Piaget meant it in a more technical way. He claimed that children at this age literally can't understand that others can see the world differently from them. So, one of his demonstrations was the three mountains task.
We have three mountains over there. You put a child on one side of the mountains and you ask him to draw it, and a four- or five-year-old can do it easily, but then you ask him to draw it as it would appear from the other side and children find this extraordinarily difficult. They find it very difficult to grasp the world as another person might see it.
Another significant finding Piaget had about this phase of development concerns what's called "conservation. " The notion of conservation is that there's ways to transform things such that some aspects of them change but others remain the same. So, for instance, if you take a glass of water and you pour it into another glass that's shallow or tall, it won't change the amount of water you have.
If you take a bunch of pennies and you spread them out, you don't get more pennies. But kids, according to Piaget, don't know that and this is one of the real cool demonstrations. Any of you who have access to a four- or five-year-old, [laughter] a sibling or something--Do not take one without permission, but if you have access to a four- or five-year-old you can do this yourself.
This is what it looks like. The first one has no sound. The second one is going to be sound that's going to come on at the end.
But there's two rows of checkers. She asks the kid which one has more. The kid says they're the same.
Then she says--Now she asks him which one has more, that or that. So that's really stupid. And it's an amazing finding kids will do that and it's a robust finding.
Here's another example. So, they're the same. So, it's a cool finding of that stage, suggesting a limitation in how you deal and make sense of the world.

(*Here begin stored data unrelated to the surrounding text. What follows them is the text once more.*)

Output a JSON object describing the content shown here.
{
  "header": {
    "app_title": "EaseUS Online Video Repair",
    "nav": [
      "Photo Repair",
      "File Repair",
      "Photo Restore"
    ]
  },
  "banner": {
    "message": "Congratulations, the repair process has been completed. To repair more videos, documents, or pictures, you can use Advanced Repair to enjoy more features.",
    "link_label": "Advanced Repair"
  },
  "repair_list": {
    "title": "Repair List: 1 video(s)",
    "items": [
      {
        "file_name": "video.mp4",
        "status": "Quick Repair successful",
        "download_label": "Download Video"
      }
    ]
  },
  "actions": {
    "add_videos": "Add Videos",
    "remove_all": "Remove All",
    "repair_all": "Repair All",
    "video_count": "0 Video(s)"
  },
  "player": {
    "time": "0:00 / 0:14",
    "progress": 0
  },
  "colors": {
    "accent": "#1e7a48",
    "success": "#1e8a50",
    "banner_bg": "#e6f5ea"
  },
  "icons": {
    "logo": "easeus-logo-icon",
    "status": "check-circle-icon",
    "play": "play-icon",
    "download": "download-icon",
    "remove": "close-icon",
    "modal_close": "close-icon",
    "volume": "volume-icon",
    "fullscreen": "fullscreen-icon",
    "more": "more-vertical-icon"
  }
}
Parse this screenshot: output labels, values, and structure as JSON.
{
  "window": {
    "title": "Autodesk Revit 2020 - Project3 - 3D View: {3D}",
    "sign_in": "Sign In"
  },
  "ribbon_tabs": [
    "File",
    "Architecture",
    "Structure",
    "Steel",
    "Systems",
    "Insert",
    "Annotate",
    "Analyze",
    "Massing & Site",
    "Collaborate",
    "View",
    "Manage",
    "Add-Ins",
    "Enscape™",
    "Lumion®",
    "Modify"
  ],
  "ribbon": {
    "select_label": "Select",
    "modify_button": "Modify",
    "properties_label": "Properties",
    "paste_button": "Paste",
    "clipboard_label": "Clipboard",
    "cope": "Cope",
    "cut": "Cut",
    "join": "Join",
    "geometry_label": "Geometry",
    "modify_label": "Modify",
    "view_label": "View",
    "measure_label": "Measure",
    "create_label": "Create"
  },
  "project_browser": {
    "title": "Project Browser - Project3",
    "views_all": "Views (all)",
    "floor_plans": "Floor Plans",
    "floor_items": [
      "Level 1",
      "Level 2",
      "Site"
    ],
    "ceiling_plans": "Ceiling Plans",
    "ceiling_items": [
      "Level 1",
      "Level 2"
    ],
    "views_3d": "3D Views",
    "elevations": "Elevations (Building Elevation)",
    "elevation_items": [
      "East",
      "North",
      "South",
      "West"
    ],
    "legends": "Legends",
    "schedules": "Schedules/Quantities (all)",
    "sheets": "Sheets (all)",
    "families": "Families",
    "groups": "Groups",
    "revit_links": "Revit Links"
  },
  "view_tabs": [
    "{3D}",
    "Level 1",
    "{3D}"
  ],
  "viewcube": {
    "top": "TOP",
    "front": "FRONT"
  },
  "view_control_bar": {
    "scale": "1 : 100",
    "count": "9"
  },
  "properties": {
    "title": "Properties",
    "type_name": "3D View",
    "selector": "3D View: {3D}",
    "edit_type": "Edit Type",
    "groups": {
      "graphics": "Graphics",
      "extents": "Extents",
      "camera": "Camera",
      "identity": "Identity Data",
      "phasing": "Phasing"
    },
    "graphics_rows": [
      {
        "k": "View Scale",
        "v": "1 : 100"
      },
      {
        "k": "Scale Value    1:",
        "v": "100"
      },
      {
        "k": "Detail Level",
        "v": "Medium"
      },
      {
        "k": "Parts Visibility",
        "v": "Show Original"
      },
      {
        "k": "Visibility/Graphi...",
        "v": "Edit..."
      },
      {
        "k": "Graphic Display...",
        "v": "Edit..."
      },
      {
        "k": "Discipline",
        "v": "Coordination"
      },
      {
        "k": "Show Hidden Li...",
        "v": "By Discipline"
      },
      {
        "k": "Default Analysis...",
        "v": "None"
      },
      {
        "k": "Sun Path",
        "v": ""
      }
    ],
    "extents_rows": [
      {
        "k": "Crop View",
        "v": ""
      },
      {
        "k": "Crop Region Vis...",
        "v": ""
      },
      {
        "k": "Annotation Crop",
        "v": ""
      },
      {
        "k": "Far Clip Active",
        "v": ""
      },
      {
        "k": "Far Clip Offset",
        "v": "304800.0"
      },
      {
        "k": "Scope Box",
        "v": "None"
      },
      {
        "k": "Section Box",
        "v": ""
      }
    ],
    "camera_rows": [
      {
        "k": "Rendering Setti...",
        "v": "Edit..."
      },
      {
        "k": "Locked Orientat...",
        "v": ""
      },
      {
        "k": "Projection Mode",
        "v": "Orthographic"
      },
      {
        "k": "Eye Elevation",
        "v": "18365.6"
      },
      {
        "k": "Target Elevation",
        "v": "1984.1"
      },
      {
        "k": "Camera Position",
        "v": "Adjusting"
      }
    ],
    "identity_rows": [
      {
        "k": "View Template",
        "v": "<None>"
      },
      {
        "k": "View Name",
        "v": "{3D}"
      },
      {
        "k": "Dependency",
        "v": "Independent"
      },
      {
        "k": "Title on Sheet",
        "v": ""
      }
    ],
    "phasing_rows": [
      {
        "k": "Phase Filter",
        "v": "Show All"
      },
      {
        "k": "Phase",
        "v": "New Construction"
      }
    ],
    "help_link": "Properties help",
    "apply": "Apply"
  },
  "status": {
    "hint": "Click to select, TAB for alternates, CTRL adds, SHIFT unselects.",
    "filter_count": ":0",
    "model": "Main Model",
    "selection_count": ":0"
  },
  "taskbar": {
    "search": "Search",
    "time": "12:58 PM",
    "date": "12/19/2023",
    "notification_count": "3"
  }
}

The next phase, concrete operations, from seven to twelve, you can solve the conservation problem, but still you're limited to the extent you're capable of abstract reasoning. So the mathematical notions of infinity or logical notions like logical entailment are beyond a child of this age. The child is able to do a lot, but still it's to some extent stuck in the concrete world.
And then finally, at around age twelve, you could get abstract and scientific reasoning. And this is the Piagetian theory in very brief form. Now, Piaget fared a lot better than did Freud or Skinner for several reasons.
One reason is these are interesting and falsifiable claims about child development. So claims that--about the failure of conservation in children at different ages could be easily tested and systematically tested, and in fact, there's a lot of support for them. Piaget had a rich theoretical framework, pulling together all sorts of observations in different ways, wrote many, many books and articles and articulated his theory very richly.
And most of all, I think, he had some really striking findings. Before Piaget, nobody noticed these conservation findings. Before Piaget, nobody noticed that babies had this problem tracking and understanding objects.
At the same time, however, there are limitations in Piaget's theory. Some of these limitations are theoretical. It's an interesting question as to whether he really explains how a child goes from a concrete thinker to an abstract thinker, or how he goes from not having object permanence to understanding object permanence.
There's methodological limitations. Piaget was really big into question and answer, but one problem with this is that children aren't very good with language, and this might lead you to underestimate how much they know. And this is particularly a problem the younger you get.
Methodology is going to loom heavy in the discussion of any science and that includes psychology. Often 90% of the game is discovering a clever method through which to test your hypotheses. We're going to talk a little bit about that regarding babies.
I'll give you another example from a very different domain. There was a set of scientists interested in studying tickling. So, when you tickle somebody, under what circumstances will they laugh?
Where do you have to tickle them? Can you tickle yourself? Does it have to be a surprise, and so on?
It turns out very difficult to study this in a lab. You're not going to have your experimental credit. You come into the lab and say, "Okay.
I'm the graduate student. Ha, ha, ha. " And [laughter] in fact, an example of a methodological attempt was done by Henry Gleitman at University of Pennsylvania, who built a tickle machine, which was this box with these two giant hands that went "r-r-r-r.
" This was a failure because people could not go near the tickle machine without convulsing in laughter. But we will discuss when we have a lecture on laughter a bit of the tickle sciences. And finally there's factual.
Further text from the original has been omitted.